Jose Mariano Beltrame, a former police officer who was lauded in recent years because of reduced violence and inroads against criminal gangs in Rio, met on Monday with the state governor and was expected to formalize his departure on Tuesday, the aide to Beltrame said.
The aide spoke on condition of anonymity due to not being authorized to discuss the matter publicly.
Beltrame brought more stability to once-dangerous slums and paved the way for Rio to host the 2014 World Cup and the recent Olympic Games but in recent months has increasingly criticized a lack of resources and political commitment by the state government.
After an economic boom and heavy investment across Rio, Brazil's best-known and second-largest city, the state is now slashing its security budget and other public expenditures because of a financial crisis and the country's worst recession since the Great Depression.
Falling tax revenue, combined with lower royalties from Rio's offshore oil fields, will cause a 2016 state deficit of as much as 20 billion reais ($6.23 billion), according to government figures.
Now, drug traffickers and other criminal gangs have grown emboldened to retake territory that the state had occupied in an ambitious effort to "pacify" large swaths of a metropolitan region of more than 12 million people that for decades had been fully controlled by outlaws.

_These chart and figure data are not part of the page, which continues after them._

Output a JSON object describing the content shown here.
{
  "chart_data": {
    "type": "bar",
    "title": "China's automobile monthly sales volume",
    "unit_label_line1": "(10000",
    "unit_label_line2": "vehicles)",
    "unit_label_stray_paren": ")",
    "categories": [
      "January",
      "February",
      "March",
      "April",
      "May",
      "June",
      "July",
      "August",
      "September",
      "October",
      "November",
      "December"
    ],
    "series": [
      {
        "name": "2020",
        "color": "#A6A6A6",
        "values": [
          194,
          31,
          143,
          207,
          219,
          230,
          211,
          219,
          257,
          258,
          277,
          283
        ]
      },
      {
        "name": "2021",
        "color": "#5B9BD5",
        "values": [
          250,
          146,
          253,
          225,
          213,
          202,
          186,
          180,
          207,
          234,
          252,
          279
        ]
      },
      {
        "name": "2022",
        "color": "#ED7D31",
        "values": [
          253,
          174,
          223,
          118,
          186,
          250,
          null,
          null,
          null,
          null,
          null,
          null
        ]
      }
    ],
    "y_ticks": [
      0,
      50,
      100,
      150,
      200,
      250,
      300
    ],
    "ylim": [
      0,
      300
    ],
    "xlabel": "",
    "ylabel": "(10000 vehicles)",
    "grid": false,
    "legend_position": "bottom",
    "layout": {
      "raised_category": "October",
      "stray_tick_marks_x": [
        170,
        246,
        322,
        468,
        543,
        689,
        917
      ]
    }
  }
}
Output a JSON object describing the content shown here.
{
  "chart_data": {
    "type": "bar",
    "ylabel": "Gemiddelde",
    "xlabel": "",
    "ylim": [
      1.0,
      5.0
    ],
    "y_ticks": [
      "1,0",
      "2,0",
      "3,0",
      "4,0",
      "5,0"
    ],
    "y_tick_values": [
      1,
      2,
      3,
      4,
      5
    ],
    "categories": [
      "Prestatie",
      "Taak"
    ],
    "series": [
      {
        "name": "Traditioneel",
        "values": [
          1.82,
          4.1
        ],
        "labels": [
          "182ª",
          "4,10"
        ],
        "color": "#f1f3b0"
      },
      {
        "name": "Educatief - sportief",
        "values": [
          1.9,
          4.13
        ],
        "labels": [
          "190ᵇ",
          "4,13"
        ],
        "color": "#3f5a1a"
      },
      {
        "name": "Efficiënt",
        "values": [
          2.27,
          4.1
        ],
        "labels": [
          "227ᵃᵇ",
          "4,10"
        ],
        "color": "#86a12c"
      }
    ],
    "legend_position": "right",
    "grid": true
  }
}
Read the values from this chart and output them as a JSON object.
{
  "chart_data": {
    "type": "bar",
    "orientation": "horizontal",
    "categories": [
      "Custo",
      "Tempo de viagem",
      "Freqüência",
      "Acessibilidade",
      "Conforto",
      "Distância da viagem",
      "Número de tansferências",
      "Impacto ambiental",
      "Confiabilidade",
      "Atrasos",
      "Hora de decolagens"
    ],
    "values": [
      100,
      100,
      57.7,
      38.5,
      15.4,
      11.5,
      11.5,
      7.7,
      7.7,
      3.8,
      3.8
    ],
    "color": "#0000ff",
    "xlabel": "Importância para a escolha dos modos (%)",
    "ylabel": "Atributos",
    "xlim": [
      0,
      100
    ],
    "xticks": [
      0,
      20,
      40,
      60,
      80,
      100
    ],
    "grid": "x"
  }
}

On Tuesday, a daylong gun battle waged between state police and suspected traffickers in the community of Pavão-Pavãozinho, a hillside slum that overlooks some of Rio's wealthiest districts.
At least three of the suspects were killed and several policemen were injured in the fighting, which rattled the Southern Zone of Rio, home to its most popular beaches and tourist sites.
A video filmed by an onlooker and broadcast by local media showed one of those shot by police plummeting to his death down a steep hillside on the outer edge of the slum.
Also on Monday, fighting around Cidade de Deus, another well-known slum, led local officials to close 21 schools, causing 8000 children to miss class.